= Ian Campbell (folk musician) =

Singer

Ian Campbell (10 June 1933 – 24 November 2012) was a Scottish folk singer. As leader of the Ian Campbell Folk Group, he was one of the most important figures of the British folk revival during the 1960s.

Born in Aberdeen, Campbell moved to Birmingham as a teenager, where he subsequently worked as an engraver in the city's Jewellery Quarter. His father, David Gunn Campbell, was a trade union leader who was originally from Shetland. He fell under the influence of the Birmingham Marxist writer George Thomson and joined the choir of the local branch of the Workers' Music Association, which was run by Thomson's wife. In 1957, he formed a skiffle group, initially called the Clarion Skiffle Group, which performed politically charged material including Fenian and Jacobite songs, and songs of miners, industrial workers and farmworkers.
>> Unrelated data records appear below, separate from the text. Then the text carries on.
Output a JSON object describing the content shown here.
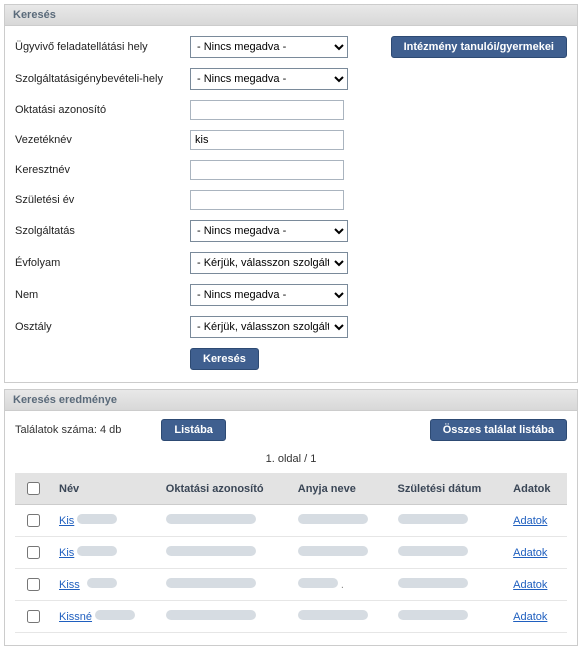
{
  "search_panel": {
    "title": "Keresés",
    "top_button": "Intézmény tanulói/gyermekei",
    "not_given": "- Nincs megadva -",
    "choose_service": "- Kérjük, válasszon szolgálta",
    "fields": {
      "ugyvivo": "Ügyvivő feladatellátási hely",
      "szolg_hely": "Szolgáltatásigénybevételi-hely",
      "oktatasi_az": "Oktatási azonosító",
      "vezeteknev": "Vezetéknév",
      "keresztnev": "Keresztnév",
      "szuletesi_ev": "Születési év",
      "szolgaltatas": "Szolgáltatás",
      "evfolyam": "Évfolyam",
      "nem": "Nem",
      "osztaly": "Osztály"
    },
    "values": {
      "vezeteknev": "kis"
    },
    "submit": "Keresés"
  },
  "results_panel": {
    "title": "Keresés eredménye",
    "count_label": "Találatok száma: 4 db",
    "to_list_btn": "Listába",
    "all_to_list_btn": "Összes találat listába",
    "pager": "1. oldal / 1",
    "columns": {
      "name": "Név",
      "okt_id": "Oktatási azonosító",
      "mother": "Anyja neve",
      "birth": "Születési dátum",
      "data": "Adatok"
    },
    "rows": [
      {
        "name": "Kis",
        "data_link": "Adatok"
      },
      {
        "name": "Kis",
        "data_link": "Adatok"
      },
      {
        "name": "Kiss",
        "data_link": "Adatok"
      },
      {
        "name": "Kissné",
        "data_link": "Adatok"
      }
    ]
  }
}
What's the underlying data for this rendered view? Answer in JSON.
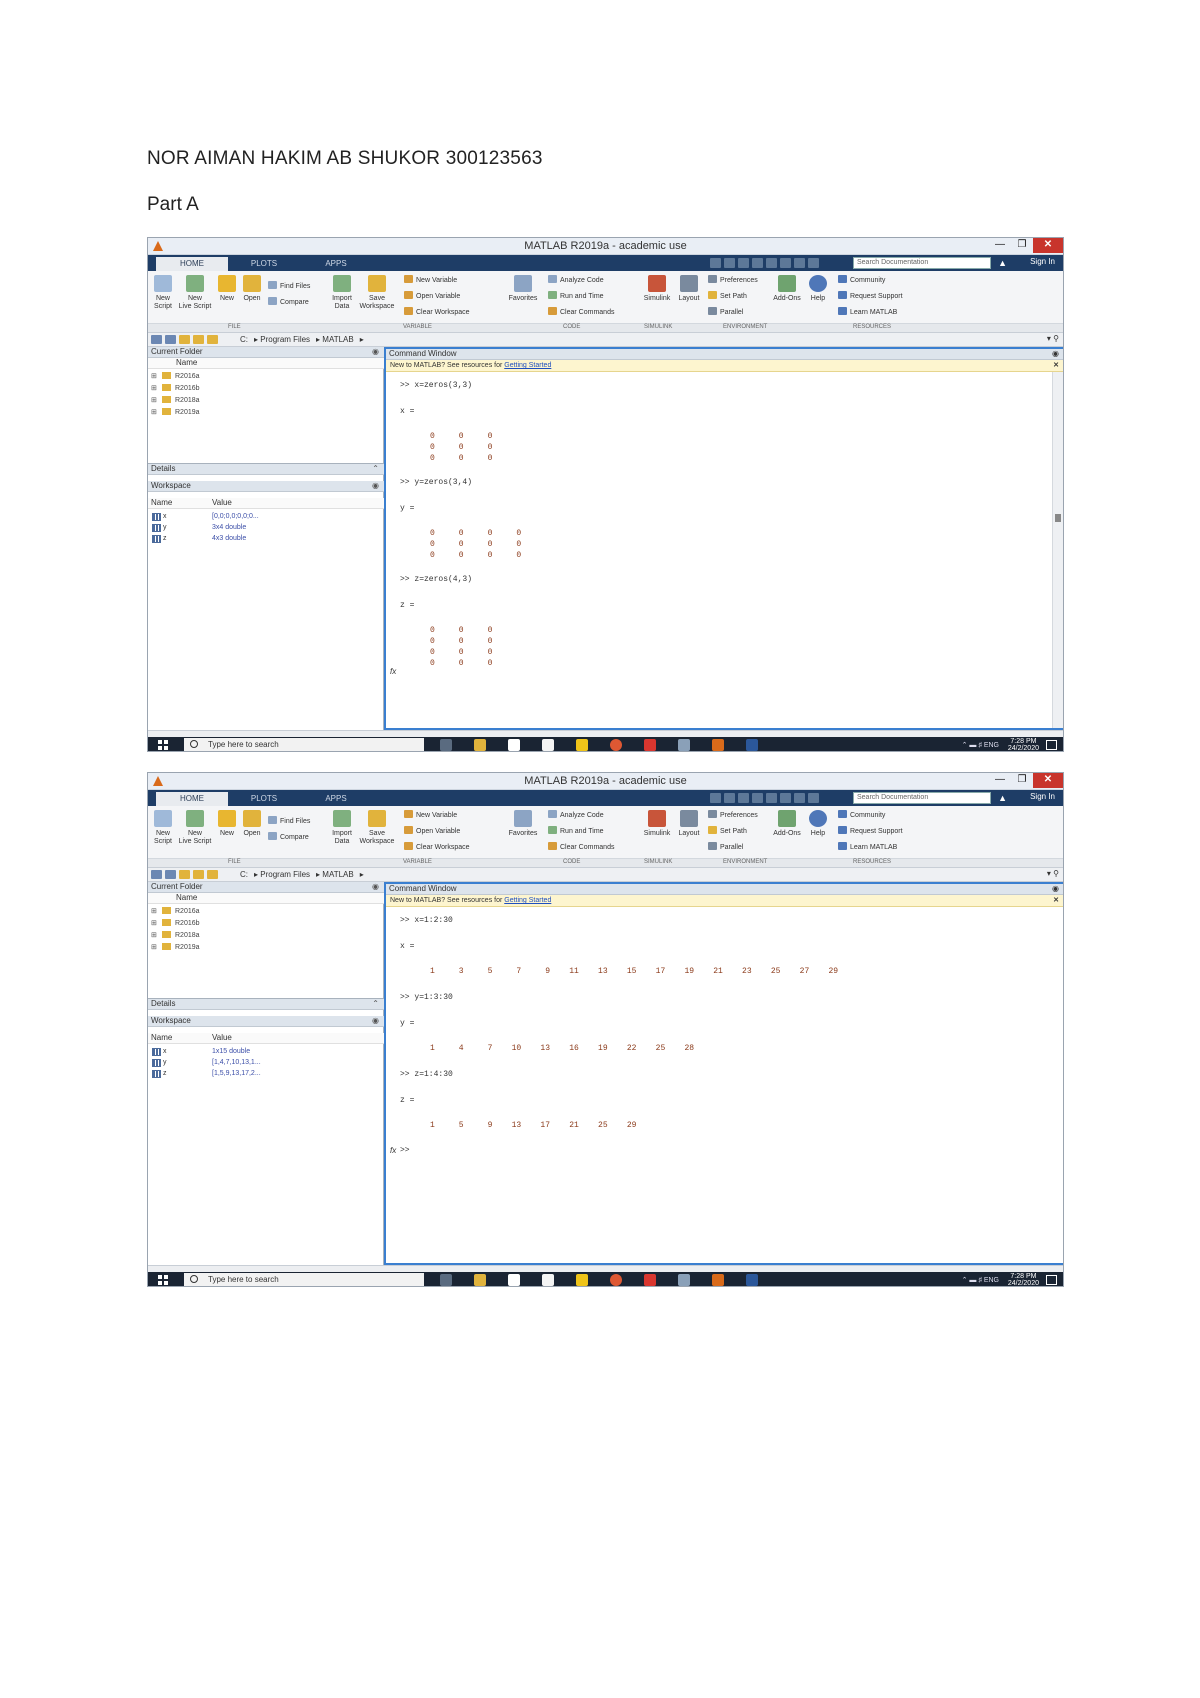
{
  "heading": "NOR AIMAN HAKIM AB SHUKOR 300123563",
  "subheading": "Part A",
  "common": {
    "window_title": "MATLAB R2019a - academic use",
    "tabs": [
      "HOME",
      "PLOTS",
      "APPS"
    ],
    "search_placeholder": "Search Documentation",
    "sign_in": "Sign In",
    "ribbon": {
      "new_script": "New\nScript",
      "new_live_script": "New\nLive Script",
      "new": "New",
      "open": "Open",
      "find_files": "Find Files",
      "compare": "Compare",
      "import_data": "Import\nData",
      "save_workspace": "Save\nWorkspace",
      "new_variable": "New Variable",
      "open_variable": "Open Variable",
      "clear_workspace": "Clear Workspace",
      "favorites": "Favorites",
      "analyze_code": "Analyze Code",
      "run_and_time": "Run and Time",
      "clear_commands": "Clear Commands",
      "simulink": "Simulink",
      "layout": "Layout",
      "preferences": "Preferences",
      "set_path": "Set Path",
      "parallel": "Parallel",
      "add_ons": "Add-Ons",
      "help": "Help",
      "community": "Community",
      "request_support": "Request Support",
      "learn_matlab": "Learn MATLAB",
      "sections": [
        "FILE",
        "VARIABLE",
        "CODE",
        "SIMULINK",
        "ENVIRONMENT",
        "RESOURCES"
      ]
    },
    "panes": {
      "current_folder": "Current Folder",
      "name_col": "Name",
      "details": "Details",
      "workspace": "Workspace",
      "value_col": "Value",
      "command_window": "Command Window"
    },
    "infobar_text": "New to MATLAB? See resources for ",
    "infobar_link": "Getting Started",
    "taskbar_search": "Type here to search",
    "clock_time": "7:28 PM",
    "clock_date": "24/2/2020",
    "fx": "fx"
  },
  "shot1": {
    "path": [
      "C:",
      "Program Files",
      "MATLAB"
    ],
    "folders": [
      "R2016a",
      "R2016b",
      "R2018a",
      "R2019a"
    ],
    "workspace_vars": [
      {
        "name": "x",
        "value": "[0,0;0,0;0,0;0..."
      },
      {
        "name": "y",
        "value": "3x4 double"
      },
      {
        "name": "z",
        "value": "4x3 double"
      }
    ],
    "lines": {
      "c1": ">> x=zeros(3,3)",
      "o1": "x =",
      "m1": [
        "0     0     0",
        "0     0     0",
        "0     0     0"
      ],
      "c2": ">> y=zeros(3,4)",
      "o2": "y =",
      "m2": [
        "0     0     0     0",
        "0     0     0     0",
        "0     0     0     0"
      ],
      "c3": ">> z=zeros(4,3)",
      "o3": "z =",
      "m3": [
        "0     0     0",
        "0     0     0",
        "0     0     0",
        "0     0     0"
      ]
    }
  },
  "shot2": {
    "path": [
      "C:",
      "Program Files",
      "MATLAB"
    ],
    "folders": [
      "R2016a",
      "R2016b",
      "R2018a",
      "R2019a"
    ],
    "workspace_vars": [
      {
        "name": "x",
        "value": "1x15 double"
      },
      {
        "name": "y",
        "value": "[1,4,7,10,13,1..."
      },
      {
        "name": "z",
        "value": "[1,5,9,13,17,2..."
      }
    ],
    "lines": {
      "c1": ">> x=1:2:30",
      "o1": "x =",
      "r1": "1     3     5     7     9    11    13    15    17    19    21    23    25    27    29",
      "c2": ">> y=1:3:30",
      "o2": "y =",
      "r2": "1     4     7    10    13    16    19    22    25    28",
      "c3": ">> z=1:4:30",
      "o3": "z =",
      "r3": "1     5     9    13    17    21    25    29",
      "prompt": ">>"
    }
  }
}
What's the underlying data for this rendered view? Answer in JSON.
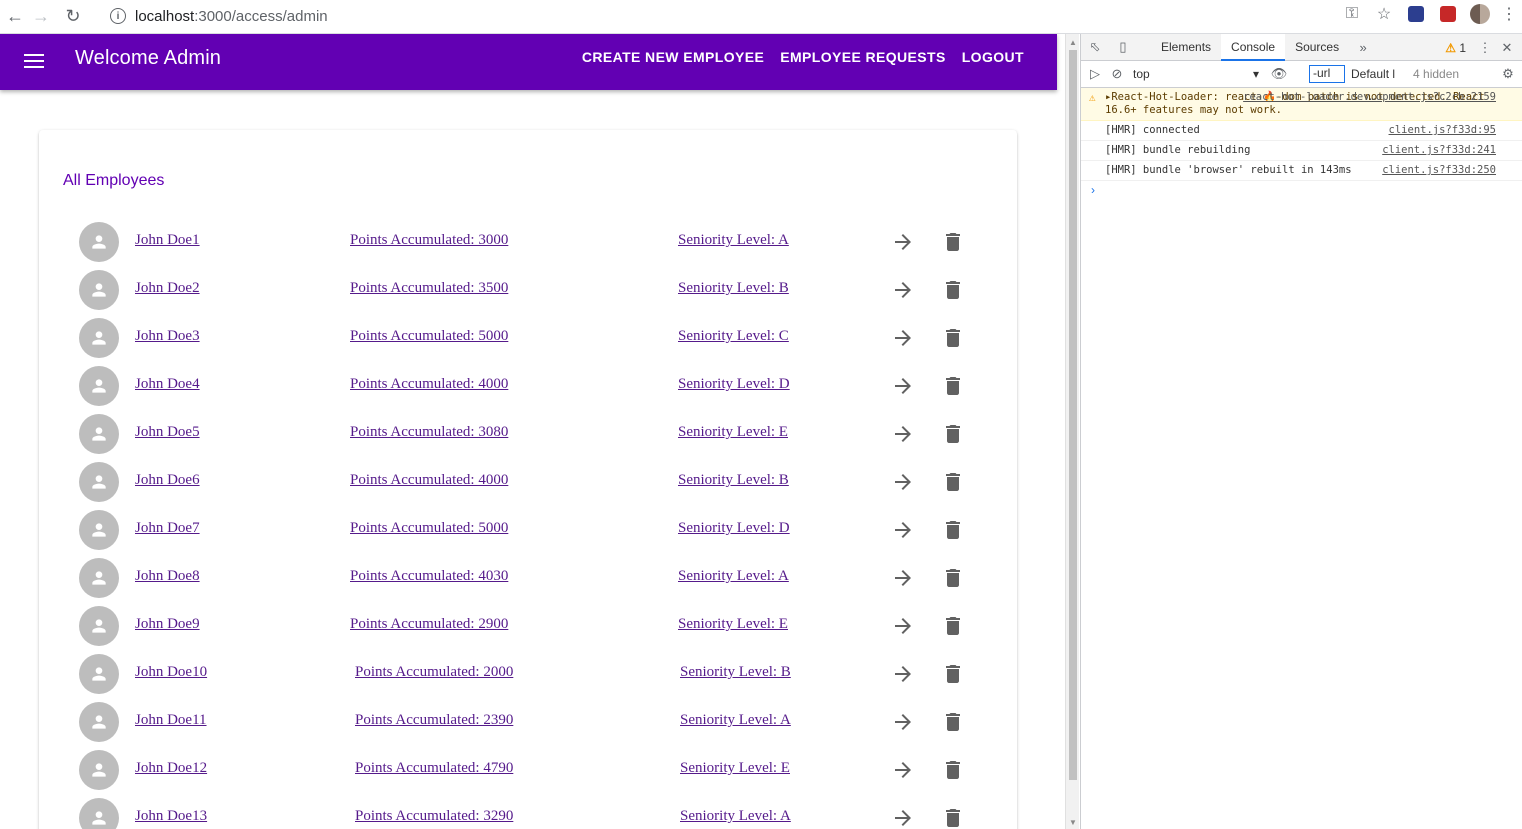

In 1958, the group changed their name to the Ian Campbell Folk Group and in 1962 recorded Ceilidh At The Crown, at the Crown Inn in Station Street Birmingham, their regular venue. It was the first-ever live folk recording to be released on vinyl.

After disbanding the group in 1978, Campbell worked as an editor and television presenter for TV-am and as a community arts worker in Dudley. His sons Ali Campbell, Robin Campbell and Duncan Campbell have all been members of the Birmingham reggae group UB40.